Using this definition on our asset we see for example:
  • Compared with the benchmark SPY (235 days) in the period of the last 5 years, the maximum time in days below previous high water mark of 147 days of US sectors short lookback is smaller, thus better.
  • During the last 3 years, the maximum days below previous high is 127 days, which is lower, thus better than the value of 235 days from the benchmark.

AveDuration:

'The Average Drawdown Duration is an extension of the Maximum Drawdown. However, this metric does not explain the drawdown in dollars or percentages, rather in days, weeks, or months. The Avg Drawdown Duration is the average amount of time an investment has seen between peaks (equity highs), or in other terms the average of time under water of all drawdowns.
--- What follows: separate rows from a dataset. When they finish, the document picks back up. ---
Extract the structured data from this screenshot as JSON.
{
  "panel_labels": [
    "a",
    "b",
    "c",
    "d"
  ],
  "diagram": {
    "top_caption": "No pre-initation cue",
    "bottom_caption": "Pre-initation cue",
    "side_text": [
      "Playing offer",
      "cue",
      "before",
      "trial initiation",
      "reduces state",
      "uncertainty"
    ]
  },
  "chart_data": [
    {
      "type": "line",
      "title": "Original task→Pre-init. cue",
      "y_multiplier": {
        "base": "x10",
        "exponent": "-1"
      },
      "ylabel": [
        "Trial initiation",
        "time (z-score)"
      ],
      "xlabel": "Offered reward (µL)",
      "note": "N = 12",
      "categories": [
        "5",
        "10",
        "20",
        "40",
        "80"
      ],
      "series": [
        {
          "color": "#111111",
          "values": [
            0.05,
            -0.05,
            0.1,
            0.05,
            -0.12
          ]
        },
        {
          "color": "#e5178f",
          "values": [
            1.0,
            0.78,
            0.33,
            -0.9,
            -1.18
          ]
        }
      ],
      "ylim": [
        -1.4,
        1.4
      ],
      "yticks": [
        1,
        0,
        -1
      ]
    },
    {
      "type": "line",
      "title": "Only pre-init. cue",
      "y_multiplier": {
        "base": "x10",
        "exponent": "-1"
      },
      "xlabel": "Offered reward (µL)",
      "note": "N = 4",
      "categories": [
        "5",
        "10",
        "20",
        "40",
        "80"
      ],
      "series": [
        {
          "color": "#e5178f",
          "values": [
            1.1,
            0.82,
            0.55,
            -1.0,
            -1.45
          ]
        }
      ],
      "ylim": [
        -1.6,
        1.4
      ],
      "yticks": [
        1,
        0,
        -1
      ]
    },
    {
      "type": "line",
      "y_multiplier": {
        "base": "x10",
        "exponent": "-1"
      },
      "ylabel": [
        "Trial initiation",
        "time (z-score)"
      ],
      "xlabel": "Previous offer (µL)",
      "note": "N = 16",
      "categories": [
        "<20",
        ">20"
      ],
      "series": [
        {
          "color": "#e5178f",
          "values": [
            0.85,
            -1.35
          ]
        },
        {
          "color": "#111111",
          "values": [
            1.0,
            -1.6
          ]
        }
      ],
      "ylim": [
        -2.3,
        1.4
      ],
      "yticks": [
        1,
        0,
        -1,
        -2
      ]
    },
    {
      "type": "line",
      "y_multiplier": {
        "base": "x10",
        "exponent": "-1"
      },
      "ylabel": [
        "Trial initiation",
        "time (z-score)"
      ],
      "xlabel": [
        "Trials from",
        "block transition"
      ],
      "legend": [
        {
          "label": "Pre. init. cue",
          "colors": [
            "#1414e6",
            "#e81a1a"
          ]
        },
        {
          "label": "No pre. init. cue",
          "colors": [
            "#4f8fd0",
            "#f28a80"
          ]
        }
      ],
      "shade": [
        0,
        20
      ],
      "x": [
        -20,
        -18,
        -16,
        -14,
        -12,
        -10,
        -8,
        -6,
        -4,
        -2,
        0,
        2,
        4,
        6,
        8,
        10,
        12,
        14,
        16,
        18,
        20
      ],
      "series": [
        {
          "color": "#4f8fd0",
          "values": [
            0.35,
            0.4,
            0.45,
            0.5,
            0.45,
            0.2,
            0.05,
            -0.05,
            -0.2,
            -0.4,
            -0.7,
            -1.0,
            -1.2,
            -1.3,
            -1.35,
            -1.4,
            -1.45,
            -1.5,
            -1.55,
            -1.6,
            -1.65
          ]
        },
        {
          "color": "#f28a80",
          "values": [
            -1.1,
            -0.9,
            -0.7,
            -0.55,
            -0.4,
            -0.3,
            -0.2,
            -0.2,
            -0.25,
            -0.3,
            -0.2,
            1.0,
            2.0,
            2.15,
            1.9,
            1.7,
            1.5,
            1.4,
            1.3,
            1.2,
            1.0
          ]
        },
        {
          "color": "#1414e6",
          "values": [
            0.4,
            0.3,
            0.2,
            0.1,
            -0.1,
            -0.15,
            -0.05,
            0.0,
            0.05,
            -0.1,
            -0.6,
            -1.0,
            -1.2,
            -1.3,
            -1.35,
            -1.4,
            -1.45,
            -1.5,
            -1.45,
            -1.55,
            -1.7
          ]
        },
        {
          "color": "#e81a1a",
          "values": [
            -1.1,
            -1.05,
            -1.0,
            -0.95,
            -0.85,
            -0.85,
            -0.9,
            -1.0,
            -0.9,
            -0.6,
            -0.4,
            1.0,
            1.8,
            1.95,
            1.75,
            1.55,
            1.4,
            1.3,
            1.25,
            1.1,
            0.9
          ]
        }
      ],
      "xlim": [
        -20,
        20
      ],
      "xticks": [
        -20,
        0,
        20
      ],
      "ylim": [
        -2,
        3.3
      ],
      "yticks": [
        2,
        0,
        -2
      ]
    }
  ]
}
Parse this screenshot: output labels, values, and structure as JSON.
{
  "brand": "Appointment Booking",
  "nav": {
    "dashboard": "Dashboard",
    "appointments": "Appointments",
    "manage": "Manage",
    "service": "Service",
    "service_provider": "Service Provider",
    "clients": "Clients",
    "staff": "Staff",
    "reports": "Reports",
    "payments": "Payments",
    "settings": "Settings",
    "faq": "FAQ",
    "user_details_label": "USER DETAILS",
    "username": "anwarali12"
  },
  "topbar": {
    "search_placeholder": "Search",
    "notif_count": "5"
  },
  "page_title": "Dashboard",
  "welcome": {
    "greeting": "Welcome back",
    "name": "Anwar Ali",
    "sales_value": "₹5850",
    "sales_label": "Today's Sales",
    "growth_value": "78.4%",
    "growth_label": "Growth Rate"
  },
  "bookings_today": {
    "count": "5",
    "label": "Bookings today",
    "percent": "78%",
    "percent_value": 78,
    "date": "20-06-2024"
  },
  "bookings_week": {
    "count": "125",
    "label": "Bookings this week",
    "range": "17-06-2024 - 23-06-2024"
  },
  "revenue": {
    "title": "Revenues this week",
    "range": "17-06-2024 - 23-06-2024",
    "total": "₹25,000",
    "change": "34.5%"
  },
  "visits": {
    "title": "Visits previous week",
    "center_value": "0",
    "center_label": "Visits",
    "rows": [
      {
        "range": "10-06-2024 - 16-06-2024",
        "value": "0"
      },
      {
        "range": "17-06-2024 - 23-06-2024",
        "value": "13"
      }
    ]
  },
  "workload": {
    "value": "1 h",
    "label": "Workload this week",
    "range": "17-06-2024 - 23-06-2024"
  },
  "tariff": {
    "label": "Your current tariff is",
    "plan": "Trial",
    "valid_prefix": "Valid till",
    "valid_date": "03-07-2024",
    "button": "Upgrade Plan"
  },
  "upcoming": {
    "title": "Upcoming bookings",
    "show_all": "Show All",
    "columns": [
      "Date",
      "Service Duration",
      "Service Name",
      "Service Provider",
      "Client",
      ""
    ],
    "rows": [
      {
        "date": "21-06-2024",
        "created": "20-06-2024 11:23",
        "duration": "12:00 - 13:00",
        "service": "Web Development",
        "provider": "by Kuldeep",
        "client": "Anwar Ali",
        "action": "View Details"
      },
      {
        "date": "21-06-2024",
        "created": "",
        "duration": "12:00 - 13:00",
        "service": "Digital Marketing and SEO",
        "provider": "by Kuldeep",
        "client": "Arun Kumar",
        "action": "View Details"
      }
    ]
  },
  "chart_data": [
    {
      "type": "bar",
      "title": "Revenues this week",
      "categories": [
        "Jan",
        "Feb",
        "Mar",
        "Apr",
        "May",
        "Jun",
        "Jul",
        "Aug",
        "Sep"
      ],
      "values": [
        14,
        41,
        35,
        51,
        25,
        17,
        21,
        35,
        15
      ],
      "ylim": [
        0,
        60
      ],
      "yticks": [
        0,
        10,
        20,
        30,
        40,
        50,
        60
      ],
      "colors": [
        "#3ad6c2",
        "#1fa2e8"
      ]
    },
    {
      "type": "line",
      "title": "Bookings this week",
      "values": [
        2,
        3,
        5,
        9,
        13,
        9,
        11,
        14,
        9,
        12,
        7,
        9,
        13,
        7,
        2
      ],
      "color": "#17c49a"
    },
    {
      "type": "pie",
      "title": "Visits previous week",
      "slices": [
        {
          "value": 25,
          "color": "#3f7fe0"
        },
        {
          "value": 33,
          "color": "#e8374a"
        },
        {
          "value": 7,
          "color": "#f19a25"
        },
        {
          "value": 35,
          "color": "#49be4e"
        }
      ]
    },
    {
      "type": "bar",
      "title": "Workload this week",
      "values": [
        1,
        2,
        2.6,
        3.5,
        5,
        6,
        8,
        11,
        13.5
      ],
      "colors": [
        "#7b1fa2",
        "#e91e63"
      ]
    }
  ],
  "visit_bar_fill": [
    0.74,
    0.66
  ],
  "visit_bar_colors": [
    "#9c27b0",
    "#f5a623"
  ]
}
So in contrast to the Maximum duration it does not measure only one drawdown event but calculates the average of all.'

Using this definition on our asset we see for example:
  • The average days below previous high over 5 years of US sectors short lookback is 45 days, which is smaller, thus better compared to the benchmark SPY (55 days) in the same period.
  • During the last 3 years, the average days under water is 34 days, which is smaller, thus better than the value of 59 days from the benchmark.

Performance (YTD)

Historical returns have been extended using synthetic data.

Allocations ()

Allocations

Returns (%)

  • Note that yearly returns do not equal the sum of monthly returns due to compounding.
  • Performance results of US sectors short lookback are hypothetical, do not account for slippage, fees or taxes, and are based on backtesting, which has many inherent limitations, some of which are described in our Terms of Use.